When Samantha becomes the first Helios worker we see approach Danielle to talk about this, I like that Danielle doesn't immediately react perfectly - not least, presumably, because she knows what awaits Svetlana back home and would actually have punished her had Star City not interfered, so Sam accusing her of not caring gets her hackles raised - but after her first defensive statements thinks about it, reconsiders, visits the comatose Wassili and bases her eventual conclusion on this, too, because Danielle is the type of team leader who does listen to what her subordinates have to say. Doesn't mean she'll always agree, but she does listen and really thinks about it.

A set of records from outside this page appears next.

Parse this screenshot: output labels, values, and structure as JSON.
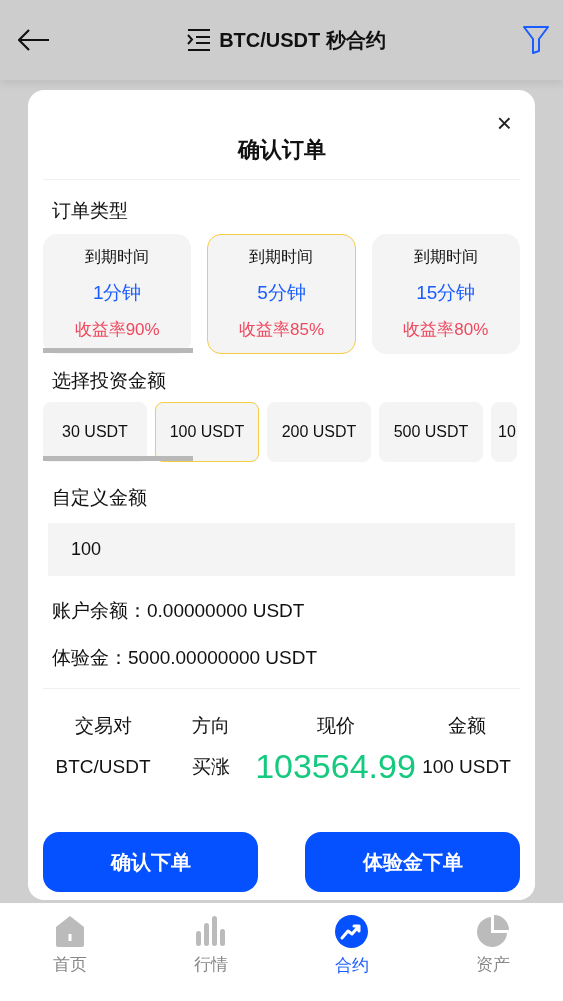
{
  "header": {
    "title": "BTC/USDT 秒合约"
  },
  "dialog": {
    "title": "确认订单",
    "close": "×",
    "order_type": {
      "label": "订单类型",
      "options": [
        {
          "caption": "到期时间",
          "duration": "1分钟",
          "rate": "收益率90%",
          "selected": false
        },
        {
          "caption": "到期时间",
          "duration": "5分钟",
          "rate": "收益率85%",
          "selected": true
        },
        {
          "caption": "到期时间",
          "duration": "15分钟",
          "rate": "收益率80%",
          "selected": false
        }
      ]
    },
    "amount": {
      "label": "选择投资金额",
      "options": [
        {
          "label": "30 USDT",
          "selected": false
        },
        {
          "label": "100 USDT",
          "selected": true
        },
        {
          "label": "200 USDT",
          "selected": false
        },
        {
          "label": "500 USDT",
          "selected": false
        },
        {
          "label": "10",
          "selected": false
        }
      ]
    },
    "custom": {
      "label": "自定义金额",
      "value": "100"
    },
    "balance": "账户余额：0.00000000 USDT",
    "trial": "体验金：5000.00000000 USDT",
    "summary": {
      "columns": [
        "交易对",
        "方向",
        "现价",
        "金额"
      ],
      "values": [
        "BTC/USDT",
        "买涨",
        "103564.99",
        "100 USDT"
      ]
    },
    "buttons": [
      "确认下单",
      "体验金下单"
    ]
  },
  "nav": [
    {
      "label": "首页",
      "kind": "home",
      "selected": false
    },
    {
      "label": "行情",
      "kind": "market",
      "selected": false
    },
    {
      "label": "合约",
      "kind": "contract",
      "selected": true
    },
    {
      "label": "资产",
      "kind": "assets",
      "selected": false
    }
  ]
}
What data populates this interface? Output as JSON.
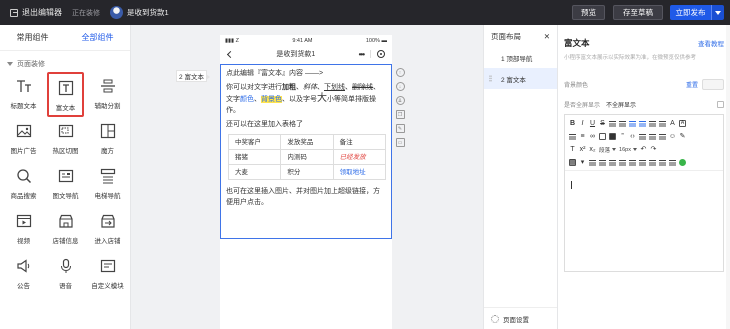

Meanwhile, Ed: regards even the compromise solution Eli back on Earth comes up with - Svetlana being sent to India, the one neutral state in the M7, and put on trial there, not in the Soviet Union - as outrageous, and that's when we get what's bound to be only the first of several big bust ups between him and Danielle. Who when accused of towing the company line for her career's sake (which is exactly the kind of shitty argument Ed used the last time when he stood in danger of losing something he volued, back in s3 when Margo chose Danielle over him and Ed pulled the " we all know this is just because you're black" card) finally has had it and pulls out the big verbal guns by calling Ed on his cronyism: with Gordo in s1 and s2, and insisting on enlisting Danny for the Mars mission despite Danielle explicitly (and correctly) telling him Danny was in no emotional and psychological shape for this. As I said, it's not just Ed who is like this, has this "Pilots 4eva!" attitude - when Molly let off Ed and Gordo with a slap on the wrist mid s2, she did exactly the same thing -, but Ed does it most often and while he got lucky with Gordo, it had fatal consequences in the Danny case.

Miles: jumps on the latest get rich quick scheme in as many episodes, and look, show, we get it. He does that. (And would be dead if not for Sam rescueing him.) He needs to get other stuff to do now, or he'll be a one note character. To be fair, he had one interesting scene where he disagreed with an old time Helios worker about what the return of Dev to the top would mean for the workers - the veteran believes Dev's announcement that now everything will be better again, whereas Miles thinks Dev is a phoney. But still. Oh, and I did appreciate Samantha got her scene with Danielle in addition to her scenes with Miles, so we got to see her in a new context.